Quelques jours s’étaient passés déjà depuis ma première course nocturne à Espiritu-Santo, quand un matin, en me rendant à la pêcherie avant le lever du soleil, je rencontrai une de ces vieilles femmes que vous avez dû voir assister à nos travaux. C’était une de ces folles qui s’imaginent ou du moins veulent faire croire qu’elles ont le pouvoir de charmer les requins. Elle était assise près de ma hutte et semblait attendre ma sortie.

— Salut à mon fils José Juan ! dit-elle en m’apercevant.

— Bonjour, la mère, lui dis-je en m’apprêtant à passer outre.

Mais la vieille s’avança vers moi et reprit :

— Écoutez-moi, José Juan, car j’ai à vous parler dans votre intérêt.

— Dans mon intérêt ? lui demandai-je d’un air étonné.

— Oui, répliqua la vieille, nierez-vous que votre cœur soit dans l’île d’Espiritu-Santo ? Nierez-vous que vous traversez chaque nuit le détroit pour voir et entretenir celle à qui vous avez donné votre amour ?

— Qui vous a dit cela ?

— Je le sais. Eh bien ! José Juan, ce trajet est doublement périlleux pour vous. Des ennemis que nos charmes endorment seulement le jour vous guettent la nuit au milieu de la mer ; sur la plage, des ennemis plus dangereux peut-être, et contre lesquels nos paroles sont impuissantes, vous épient encore ; c’est contre ces dangers que je viens vous offrir mon secours.

Un éclat de rire méprisant fut ma seule réponse.

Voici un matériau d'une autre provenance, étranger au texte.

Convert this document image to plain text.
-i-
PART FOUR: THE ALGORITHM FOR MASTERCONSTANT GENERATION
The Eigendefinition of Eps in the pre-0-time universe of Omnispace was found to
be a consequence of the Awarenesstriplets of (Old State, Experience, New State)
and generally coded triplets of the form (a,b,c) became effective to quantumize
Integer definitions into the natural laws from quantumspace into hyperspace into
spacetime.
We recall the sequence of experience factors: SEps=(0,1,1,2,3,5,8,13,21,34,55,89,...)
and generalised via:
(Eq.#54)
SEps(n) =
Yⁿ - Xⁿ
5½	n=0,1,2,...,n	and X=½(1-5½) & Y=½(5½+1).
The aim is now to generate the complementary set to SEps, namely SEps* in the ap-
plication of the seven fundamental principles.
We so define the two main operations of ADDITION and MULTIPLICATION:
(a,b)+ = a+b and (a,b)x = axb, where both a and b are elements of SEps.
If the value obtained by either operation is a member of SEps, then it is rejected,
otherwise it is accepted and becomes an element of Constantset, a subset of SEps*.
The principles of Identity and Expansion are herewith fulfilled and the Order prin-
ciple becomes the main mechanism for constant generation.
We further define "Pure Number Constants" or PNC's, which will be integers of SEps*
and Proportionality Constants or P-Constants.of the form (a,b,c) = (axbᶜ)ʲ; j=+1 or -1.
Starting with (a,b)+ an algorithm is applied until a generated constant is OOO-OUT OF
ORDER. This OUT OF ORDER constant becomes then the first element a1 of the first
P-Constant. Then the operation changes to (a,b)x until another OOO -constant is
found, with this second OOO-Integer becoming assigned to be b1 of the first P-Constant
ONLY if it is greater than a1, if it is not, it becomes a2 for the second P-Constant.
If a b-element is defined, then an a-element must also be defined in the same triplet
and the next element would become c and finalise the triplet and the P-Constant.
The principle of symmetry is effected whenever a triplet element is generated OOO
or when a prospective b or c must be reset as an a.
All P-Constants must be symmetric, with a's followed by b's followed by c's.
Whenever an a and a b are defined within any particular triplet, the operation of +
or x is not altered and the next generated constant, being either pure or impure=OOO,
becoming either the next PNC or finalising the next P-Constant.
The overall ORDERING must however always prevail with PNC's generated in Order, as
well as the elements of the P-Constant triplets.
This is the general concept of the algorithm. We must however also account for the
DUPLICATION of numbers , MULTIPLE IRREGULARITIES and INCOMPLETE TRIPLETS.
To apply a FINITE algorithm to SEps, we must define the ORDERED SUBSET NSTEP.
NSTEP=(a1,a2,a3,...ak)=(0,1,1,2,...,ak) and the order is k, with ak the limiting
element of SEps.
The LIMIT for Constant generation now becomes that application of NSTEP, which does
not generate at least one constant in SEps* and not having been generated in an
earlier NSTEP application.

La colère étincela dans les yeux de la vieille Indienne, qui s’écria :

— Parce que vous êtes incrédule, vous pensez que je suis sans pouvoir ! Eh bien ! d’autres croient à ce pouvoir dont vous vous moquez.

En disant ces mots, elle tira de sa poche un petit sachet de toile imprimée, et me montrant, parmi de menues perles, une calebasse d’une certaine grosseur et d’un magnifique orient, elle reprit :

— Connaissez-vous cela ?

C’était une perle dont j’avais fait cadeau à Jesusita (c’était le nom de la jeune fille).

— Qui vous l’a donnée ? m’écriai-je en la reconnaissant.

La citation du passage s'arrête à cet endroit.